Progression Vs. Motivation

Motivation is a key factor in the success of your progression! Understanding its different steps will help you stay motivated for each session ...

1. From projecting to starting the activity

We idealize, we project ourselves, then we start! We discover a workout, we love it, and then we do session after session (sometimes a little too much too quickly!) ... So be careful not to neglect the recovery time; depending on your profile, the risk of injury can be significant, and this could even lead to losing part of the efforts made.

Set yourself short-term goals in addition to your long-term goals, this will help keep your motivation high and avoid getting discouraged! Reaching your goals quickly will make you want to keep pushing yourself.

This is why before you start with no plan, you should write down your sessions on an agenda. Start with 1 to 2 sessions per week, then 2 to 3, then 3 to 4. When you have reached this milestone, you will already be able to see a good progression.

Consider alternating training days and recovery days (otherwise your body may not keep up). Recovery is just as important as training. Listen to your body!

Finally, stretching correctly allows you to optimize recovery time and avoid injuries and muscles stiffness...

2. Set a course, Stagnate, Stay motivated, Progress

These different phases are part of a cycle that repeats itself with each new stage of progression, so it is essential to identify them before setting new goals. Get to know your range of progression in order to optimize your workouts.

Each individual reaches a plateau at some point, these plateaus can be perceived as a feeling of stagnation, of no longer progressing, and this can cause a loss of motivation. It is during those times that you need to hold on and keep trying.

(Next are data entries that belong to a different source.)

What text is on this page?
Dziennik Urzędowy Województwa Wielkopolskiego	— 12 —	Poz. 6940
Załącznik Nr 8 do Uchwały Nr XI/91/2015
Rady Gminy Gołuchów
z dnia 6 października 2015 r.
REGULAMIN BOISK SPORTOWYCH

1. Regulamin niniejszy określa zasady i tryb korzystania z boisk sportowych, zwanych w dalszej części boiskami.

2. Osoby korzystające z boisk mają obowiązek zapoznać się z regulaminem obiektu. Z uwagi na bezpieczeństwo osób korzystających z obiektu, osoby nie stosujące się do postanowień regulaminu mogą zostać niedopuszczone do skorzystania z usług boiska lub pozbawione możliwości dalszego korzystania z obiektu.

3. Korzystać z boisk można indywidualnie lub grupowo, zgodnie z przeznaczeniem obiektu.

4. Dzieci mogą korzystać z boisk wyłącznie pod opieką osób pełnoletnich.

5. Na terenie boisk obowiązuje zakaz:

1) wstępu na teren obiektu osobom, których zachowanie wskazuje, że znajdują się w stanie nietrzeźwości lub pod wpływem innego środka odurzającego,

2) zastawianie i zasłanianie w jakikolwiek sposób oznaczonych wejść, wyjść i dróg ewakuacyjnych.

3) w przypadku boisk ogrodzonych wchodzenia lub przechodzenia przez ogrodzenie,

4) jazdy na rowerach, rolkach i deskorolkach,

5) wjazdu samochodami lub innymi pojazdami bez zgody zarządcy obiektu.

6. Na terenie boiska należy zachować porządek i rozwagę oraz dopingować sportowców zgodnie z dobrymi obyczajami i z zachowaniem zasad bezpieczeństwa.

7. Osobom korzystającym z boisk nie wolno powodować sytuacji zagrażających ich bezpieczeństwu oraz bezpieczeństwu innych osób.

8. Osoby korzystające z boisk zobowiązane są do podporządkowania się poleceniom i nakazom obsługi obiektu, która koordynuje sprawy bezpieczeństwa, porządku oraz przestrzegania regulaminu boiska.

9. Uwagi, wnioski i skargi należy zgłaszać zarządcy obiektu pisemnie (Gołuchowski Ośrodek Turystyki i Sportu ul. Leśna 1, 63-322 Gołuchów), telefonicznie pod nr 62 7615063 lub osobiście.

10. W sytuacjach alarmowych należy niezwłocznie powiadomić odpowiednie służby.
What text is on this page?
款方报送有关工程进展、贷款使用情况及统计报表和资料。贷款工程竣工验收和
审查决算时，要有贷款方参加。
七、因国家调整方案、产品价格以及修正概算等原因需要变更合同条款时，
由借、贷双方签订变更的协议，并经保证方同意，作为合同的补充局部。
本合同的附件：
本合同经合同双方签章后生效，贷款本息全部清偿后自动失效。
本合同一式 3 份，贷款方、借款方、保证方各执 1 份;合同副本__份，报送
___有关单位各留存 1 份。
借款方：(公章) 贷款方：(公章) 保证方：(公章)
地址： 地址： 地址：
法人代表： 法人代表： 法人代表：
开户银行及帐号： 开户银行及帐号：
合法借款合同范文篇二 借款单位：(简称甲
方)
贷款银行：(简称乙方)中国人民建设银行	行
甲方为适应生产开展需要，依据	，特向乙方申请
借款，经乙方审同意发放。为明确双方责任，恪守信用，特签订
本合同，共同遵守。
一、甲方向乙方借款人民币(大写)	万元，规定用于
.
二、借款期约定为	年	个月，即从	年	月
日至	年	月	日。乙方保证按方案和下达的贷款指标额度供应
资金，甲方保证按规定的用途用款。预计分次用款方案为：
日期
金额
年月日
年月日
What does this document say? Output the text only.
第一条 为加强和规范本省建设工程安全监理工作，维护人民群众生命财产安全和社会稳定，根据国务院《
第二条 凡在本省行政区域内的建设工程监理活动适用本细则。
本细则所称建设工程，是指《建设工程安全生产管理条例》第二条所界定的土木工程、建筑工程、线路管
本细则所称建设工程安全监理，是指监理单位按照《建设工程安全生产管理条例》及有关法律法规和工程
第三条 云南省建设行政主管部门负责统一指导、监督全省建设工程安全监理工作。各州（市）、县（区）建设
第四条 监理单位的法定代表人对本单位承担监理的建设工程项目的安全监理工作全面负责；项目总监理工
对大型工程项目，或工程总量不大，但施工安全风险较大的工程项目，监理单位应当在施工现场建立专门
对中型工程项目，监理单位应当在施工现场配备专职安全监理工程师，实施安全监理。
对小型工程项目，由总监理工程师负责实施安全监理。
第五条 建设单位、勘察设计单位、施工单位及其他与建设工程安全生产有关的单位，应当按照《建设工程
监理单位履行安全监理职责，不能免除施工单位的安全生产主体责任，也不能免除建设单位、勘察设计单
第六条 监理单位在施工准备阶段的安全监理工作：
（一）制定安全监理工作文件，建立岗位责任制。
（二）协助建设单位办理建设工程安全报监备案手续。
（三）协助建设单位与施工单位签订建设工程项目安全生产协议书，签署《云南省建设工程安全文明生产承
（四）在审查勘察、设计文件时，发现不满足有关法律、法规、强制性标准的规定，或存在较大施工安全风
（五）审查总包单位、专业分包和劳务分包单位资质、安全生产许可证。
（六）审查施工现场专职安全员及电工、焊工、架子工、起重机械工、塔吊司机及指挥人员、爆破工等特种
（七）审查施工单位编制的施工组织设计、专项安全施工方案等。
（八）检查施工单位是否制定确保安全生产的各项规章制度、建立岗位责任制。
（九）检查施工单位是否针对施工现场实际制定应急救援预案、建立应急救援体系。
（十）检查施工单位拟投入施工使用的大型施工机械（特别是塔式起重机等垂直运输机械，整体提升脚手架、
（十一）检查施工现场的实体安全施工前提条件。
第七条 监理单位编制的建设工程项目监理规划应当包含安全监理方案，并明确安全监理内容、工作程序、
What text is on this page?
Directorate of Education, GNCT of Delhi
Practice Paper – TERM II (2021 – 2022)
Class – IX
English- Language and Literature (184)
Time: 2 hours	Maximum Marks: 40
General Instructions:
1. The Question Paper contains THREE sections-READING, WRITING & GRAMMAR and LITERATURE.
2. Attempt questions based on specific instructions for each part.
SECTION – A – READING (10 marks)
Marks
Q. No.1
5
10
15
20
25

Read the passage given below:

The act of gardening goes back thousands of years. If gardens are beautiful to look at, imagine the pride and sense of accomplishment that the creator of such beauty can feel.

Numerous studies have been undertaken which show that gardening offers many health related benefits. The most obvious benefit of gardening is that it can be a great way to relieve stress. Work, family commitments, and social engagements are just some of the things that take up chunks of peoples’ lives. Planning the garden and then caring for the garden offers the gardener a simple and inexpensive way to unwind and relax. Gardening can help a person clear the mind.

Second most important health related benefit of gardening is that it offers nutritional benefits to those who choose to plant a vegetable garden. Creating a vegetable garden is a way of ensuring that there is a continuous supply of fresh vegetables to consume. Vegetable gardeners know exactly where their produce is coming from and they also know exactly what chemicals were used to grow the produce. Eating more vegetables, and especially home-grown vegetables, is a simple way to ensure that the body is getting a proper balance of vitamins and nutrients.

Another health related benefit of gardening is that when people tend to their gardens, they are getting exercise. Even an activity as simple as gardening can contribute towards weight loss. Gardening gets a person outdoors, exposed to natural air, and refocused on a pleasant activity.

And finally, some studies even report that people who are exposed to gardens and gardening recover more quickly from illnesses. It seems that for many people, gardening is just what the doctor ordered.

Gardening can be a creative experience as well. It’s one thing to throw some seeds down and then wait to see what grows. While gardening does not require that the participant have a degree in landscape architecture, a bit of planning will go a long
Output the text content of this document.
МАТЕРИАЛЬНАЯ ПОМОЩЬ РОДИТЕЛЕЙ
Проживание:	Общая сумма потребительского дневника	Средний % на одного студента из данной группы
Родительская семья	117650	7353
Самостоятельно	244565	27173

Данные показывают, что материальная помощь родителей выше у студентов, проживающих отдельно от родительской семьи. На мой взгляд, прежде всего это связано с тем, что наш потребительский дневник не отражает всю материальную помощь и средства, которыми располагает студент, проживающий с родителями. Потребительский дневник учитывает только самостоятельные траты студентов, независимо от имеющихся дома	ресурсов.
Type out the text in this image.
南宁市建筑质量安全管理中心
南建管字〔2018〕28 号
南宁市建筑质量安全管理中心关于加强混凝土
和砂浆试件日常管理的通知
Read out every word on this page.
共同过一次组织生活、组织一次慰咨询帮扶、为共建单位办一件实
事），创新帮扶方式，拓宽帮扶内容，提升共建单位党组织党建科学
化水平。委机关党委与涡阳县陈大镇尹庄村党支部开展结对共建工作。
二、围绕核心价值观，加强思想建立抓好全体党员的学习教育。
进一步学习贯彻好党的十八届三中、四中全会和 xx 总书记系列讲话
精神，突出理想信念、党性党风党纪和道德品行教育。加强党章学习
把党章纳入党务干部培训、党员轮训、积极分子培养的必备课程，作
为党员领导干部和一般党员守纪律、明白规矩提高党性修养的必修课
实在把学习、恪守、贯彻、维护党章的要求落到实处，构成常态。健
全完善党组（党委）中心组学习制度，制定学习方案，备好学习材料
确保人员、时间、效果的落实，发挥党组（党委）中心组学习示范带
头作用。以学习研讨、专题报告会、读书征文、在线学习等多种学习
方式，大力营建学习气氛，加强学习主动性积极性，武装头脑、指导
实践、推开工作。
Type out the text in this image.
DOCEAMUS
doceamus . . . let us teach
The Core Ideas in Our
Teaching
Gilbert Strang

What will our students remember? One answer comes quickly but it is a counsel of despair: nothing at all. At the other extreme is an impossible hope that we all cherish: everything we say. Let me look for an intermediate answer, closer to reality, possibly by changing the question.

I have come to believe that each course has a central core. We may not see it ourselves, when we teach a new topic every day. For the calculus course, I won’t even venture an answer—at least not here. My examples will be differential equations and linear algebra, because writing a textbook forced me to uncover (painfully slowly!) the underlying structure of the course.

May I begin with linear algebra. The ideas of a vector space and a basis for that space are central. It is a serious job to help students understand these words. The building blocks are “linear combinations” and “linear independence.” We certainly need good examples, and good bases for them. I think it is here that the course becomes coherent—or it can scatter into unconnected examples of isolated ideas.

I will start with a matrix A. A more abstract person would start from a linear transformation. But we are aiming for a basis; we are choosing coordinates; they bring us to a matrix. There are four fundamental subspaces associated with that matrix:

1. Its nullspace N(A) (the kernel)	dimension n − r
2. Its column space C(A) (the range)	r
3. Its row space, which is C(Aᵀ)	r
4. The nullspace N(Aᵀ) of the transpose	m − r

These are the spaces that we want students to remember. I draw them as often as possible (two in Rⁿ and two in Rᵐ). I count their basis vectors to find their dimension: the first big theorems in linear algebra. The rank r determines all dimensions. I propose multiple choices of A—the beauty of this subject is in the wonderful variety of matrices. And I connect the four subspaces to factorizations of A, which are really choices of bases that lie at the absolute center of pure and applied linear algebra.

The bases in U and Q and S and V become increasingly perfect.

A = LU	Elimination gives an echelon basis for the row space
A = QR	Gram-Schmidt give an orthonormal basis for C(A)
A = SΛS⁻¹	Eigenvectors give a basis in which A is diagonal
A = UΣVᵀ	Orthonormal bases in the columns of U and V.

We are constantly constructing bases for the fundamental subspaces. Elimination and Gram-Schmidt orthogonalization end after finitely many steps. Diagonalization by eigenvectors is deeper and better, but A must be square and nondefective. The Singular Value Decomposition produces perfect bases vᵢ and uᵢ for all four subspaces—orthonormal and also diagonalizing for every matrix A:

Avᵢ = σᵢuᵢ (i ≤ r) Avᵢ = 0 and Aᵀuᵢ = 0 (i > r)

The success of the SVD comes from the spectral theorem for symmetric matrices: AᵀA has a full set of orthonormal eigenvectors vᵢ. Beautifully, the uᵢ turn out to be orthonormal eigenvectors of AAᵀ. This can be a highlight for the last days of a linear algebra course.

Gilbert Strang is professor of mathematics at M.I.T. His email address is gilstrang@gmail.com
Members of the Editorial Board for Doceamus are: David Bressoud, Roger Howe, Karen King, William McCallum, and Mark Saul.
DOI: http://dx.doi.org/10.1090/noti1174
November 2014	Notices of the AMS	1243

Progress is not linear, it is built in stages as the body takes time to integrate new motor, intellectual and recovery skills.

It can be useful to vary exercises, do your first sessions at a light pace, then speed up the sessions increasingly depending on the level you reached. A good way to assess your progress and motivate yourself is to join group sessions, go for a run with a friend or other sportsmen!

Adapt your nutrition; nutritional needs change depending on your level of activity. Meeting these new needs will be essential in order to achieve your goals.

Finally, it helps to choose appropriate equipment; do not go running with your city shoes (example: Converse or Sneakers) at the risk of injuring yourself! Your equipment will help you progress and also enjoy going for a run.

Be careful though not to fall into the trap of compulsive purchases of equipment that will remain at the bottom of the closet and make you feel guilty!

3. Reminder: remember where you started...

Progressing also means facing a lot of frustration, so try to remember where you started (as far or close as that may be) and see the progress that you made and the results you obtained along the way:

- Your breathing improves with each run,

- Cramps and muscles aches decrease for short distance runs,

- Your stamina and endurance improve, allowing you to take fewer breaks,

- Etc…

Think of your progression curve more as stairs: one step at a time, one level at a time. Be diligent to maintain your progress, and don't get discouraged, everyone has a different journey and the one that matters is yours.

Finally, take pleasure in each outing. The best is yet to come, look ahead!

Now grab your sneakers and go running!